OBJECTIVES: To test the hypothesis that low fat-free soft tissue mass and cognitive impairment are independently associated.
DESIGN: Cross-sectional study.
SETTING: Five geographic areas of France.
PARTICIPANTS: Seven thousand one hundred five community-dwelling women aged 75 and older recruited from electoral rolls between 1992 and 1994.
MEASUREMENTS: Fat-free soft tissue mass, body fat mass, and bone mineral density were measured using dual-energy x-ray absorptiometry. Study participants were assessed for cognitive impairment using the Short Portable Mental Status Questionnaire and divided into two groups according to their scores. Logistic regression models were used to calculate multivariate-adjusted differences in body composition between two groups of subjects according to their cognitive function.

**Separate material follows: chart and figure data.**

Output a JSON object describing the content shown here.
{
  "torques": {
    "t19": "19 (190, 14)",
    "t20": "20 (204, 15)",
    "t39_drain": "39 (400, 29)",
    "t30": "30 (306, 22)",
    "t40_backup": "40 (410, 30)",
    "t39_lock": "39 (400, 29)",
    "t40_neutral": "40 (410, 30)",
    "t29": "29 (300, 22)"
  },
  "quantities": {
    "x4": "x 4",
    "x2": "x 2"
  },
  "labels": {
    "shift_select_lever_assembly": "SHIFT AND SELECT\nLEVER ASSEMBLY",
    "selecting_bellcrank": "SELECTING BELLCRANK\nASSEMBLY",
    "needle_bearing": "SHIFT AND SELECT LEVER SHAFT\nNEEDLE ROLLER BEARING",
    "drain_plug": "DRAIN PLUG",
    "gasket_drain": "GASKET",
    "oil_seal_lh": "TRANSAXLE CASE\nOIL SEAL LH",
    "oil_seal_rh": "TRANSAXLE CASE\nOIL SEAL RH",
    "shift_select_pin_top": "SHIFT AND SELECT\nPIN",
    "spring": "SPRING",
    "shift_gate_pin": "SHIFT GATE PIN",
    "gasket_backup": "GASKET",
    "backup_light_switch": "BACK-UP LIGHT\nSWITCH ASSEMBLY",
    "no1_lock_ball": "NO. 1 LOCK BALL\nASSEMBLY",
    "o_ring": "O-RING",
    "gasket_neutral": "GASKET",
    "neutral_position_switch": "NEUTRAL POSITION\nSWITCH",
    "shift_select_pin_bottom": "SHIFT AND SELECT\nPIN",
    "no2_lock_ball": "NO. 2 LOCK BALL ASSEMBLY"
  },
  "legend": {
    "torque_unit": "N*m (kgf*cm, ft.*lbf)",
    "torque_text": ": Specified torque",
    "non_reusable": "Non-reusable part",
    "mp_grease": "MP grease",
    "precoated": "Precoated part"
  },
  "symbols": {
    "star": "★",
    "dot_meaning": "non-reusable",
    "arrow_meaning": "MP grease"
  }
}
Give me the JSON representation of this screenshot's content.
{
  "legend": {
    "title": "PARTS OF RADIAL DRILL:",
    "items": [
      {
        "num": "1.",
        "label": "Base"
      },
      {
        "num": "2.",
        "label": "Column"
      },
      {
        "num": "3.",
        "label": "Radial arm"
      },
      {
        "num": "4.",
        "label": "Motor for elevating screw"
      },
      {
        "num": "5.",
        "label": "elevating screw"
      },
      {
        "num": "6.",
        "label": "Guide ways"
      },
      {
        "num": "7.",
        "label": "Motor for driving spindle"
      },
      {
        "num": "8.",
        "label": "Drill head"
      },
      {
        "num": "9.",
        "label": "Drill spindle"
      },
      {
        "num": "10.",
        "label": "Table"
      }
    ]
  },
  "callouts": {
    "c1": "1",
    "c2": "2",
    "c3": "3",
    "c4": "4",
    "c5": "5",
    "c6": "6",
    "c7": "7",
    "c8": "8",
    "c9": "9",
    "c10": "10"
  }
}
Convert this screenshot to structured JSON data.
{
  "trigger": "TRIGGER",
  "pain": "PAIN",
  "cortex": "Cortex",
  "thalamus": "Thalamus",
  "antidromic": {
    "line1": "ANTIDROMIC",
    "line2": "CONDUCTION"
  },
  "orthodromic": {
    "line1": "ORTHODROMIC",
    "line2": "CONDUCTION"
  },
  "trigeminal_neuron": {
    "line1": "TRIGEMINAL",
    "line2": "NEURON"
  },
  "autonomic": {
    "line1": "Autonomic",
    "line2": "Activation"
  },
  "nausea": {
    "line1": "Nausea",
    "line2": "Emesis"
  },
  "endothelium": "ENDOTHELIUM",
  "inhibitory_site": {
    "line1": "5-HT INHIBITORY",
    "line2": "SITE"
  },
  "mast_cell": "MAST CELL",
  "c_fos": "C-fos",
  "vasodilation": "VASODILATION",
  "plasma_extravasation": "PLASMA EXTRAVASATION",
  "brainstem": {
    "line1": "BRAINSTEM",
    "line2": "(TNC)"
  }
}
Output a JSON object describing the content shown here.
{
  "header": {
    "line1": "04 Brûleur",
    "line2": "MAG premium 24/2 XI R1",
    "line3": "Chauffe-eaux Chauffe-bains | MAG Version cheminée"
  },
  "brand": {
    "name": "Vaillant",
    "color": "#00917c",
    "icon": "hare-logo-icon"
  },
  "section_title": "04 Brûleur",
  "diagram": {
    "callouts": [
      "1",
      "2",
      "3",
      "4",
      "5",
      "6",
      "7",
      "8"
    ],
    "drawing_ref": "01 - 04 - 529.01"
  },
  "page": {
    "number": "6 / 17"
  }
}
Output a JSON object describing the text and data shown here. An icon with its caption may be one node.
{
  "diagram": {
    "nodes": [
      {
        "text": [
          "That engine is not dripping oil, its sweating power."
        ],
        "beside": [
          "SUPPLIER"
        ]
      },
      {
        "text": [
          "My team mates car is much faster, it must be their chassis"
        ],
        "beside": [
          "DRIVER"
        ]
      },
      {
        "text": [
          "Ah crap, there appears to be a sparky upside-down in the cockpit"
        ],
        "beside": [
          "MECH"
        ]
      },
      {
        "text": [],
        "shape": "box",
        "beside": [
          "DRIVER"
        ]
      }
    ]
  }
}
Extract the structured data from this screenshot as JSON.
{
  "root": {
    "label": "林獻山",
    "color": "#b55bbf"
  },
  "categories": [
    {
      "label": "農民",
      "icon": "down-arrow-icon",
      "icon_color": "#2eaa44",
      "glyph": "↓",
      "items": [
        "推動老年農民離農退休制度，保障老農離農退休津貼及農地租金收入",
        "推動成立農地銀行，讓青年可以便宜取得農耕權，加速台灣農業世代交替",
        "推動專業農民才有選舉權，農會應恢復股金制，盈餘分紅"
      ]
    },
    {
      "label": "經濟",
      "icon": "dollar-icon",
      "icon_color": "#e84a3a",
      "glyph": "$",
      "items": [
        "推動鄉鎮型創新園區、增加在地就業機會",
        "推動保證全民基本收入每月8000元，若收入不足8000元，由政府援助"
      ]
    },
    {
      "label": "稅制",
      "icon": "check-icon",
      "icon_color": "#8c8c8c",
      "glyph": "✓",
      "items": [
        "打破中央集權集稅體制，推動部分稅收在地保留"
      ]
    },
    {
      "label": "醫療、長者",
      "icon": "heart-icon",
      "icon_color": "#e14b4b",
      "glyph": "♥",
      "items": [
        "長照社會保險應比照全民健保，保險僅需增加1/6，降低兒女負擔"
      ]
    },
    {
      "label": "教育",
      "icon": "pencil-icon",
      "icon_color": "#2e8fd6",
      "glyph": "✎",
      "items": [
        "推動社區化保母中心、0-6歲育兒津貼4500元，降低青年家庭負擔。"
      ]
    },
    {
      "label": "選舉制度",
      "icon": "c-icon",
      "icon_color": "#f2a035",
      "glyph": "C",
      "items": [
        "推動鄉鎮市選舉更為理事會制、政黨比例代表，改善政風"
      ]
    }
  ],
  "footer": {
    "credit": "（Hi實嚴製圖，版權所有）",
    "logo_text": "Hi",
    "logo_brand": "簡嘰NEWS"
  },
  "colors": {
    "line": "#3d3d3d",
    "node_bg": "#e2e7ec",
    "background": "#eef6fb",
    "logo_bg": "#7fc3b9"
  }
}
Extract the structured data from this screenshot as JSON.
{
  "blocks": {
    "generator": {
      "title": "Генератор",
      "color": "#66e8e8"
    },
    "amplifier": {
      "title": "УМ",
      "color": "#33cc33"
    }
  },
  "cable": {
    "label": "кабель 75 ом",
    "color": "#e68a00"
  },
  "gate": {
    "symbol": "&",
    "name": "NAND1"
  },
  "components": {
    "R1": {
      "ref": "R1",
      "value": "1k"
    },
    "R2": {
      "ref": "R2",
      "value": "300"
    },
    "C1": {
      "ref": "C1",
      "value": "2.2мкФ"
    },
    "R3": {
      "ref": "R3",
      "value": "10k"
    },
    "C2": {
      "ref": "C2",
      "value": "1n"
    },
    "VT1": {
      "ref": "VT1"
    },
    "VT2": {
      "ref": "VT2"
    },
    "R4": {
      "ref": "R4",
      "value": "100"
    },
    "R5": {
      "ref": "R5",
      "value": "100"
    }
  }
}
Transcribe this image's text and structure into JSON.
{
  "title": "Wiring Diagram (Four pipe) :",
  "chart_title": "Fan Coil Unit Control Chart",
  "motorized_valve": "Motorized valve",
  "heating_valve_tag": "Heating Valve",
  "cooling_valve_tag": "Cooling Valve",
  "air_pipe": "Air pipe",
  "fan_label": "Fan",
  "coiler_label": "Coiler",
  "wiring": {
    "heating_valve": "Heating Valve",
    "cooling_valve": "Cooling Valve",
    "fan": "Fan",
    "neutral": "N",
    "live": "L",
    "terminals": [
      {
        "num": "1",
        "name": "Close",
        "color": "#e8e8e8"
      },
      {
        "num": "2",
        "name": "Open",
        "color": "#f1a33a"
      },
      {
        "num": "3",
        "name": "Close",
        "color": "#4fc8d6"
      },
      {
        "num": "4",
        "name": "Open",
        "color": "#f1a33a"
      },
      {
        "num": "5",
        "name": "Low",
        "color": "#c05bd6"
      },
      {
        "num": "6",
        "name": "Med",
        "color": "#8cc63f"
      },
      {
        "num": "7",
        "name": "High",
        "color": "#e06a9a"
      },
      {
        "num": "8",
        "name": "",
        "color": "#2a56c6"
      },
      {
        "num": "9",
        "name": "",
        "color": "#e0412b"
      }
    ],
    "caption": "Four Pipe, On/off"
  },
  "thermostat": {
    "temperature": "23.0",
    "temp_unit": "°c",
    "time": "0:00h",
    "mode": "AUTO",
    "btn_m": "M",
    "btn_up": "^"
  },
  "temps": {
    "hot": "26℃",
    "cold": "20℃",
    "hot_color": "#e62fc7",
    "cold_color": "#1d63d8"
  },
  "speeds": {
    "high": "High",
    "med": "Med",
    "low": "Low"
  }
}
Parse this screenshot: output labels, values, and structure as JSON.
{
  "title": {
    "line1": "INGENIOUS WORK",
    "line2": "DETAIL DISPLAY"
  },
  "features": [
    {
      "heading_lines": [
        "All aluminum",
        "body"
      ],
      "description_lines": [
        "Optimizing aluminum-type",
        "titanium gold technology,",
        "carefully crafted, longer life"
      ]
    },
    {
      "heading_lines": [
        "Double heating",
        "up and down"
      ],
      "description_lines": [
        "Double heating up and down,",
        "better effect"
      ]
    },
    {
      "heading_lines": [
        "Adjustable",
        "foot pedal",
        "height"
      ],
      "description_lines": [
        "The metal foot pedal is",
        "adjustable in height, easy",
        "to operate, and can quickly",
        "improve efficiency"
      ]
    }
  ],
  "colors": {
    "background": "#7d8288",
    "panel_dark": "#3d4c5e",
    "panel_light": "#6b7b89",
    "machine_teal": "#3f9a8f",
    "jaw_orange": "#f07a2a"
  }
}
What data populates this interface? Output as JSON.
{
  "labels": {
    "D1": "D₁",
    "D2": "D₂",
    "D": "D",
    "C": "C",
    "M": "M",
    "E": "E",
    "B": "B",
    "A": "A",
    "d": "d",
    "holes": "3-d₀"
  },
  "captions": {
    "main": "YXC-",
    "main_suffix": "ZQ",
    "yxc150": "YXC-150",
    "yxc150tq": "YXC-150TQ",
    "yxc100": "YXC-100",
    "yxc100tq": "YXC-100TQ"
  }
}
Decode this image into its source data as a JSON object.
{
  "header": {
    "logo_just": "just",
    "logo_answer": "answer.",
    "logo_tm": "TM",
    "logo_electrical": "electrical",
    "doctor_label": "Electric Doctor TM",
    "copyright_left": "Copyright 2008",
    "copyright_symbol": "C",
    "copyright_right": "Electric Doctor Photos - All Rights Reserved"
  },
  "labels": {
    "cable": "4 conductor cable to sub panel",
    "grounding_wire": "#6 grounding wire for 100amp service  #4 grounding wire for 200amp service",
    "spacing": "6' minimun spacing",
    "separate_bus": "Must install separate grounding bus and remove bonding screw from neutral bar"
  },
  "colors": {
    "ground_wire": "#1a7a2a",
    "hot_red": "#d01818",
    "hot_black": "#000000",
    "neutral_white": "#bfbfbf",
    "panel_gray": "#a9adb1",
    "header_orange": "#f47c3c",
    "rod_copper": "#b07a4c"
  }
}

RESULTS: After adjustment for confounders, compared with women in the highest quartile of fat-free soft tissue mass, women in the lowest quartile had an odds ratio of 1.43 (95% confidence interval (CI) = 1.07–1.91) for cognitive impairment. Low fat mass was also associated with lower cognitive function, with an odds ratio of 1.35 (95% CI = 1.01–1.79) for the lower quartile of fat mass compared with the highest quartile. There was no association between cognitive impairment and bone mineral density.
CONCLUSIONS: This finding supports the hypothesis that low muscle mass is associated with cognitive impairment in older women. These two components represent major causes of frailty and functional decline in older people and could have some common mechanisms. Nevertheless, these results do not predict the causal variable.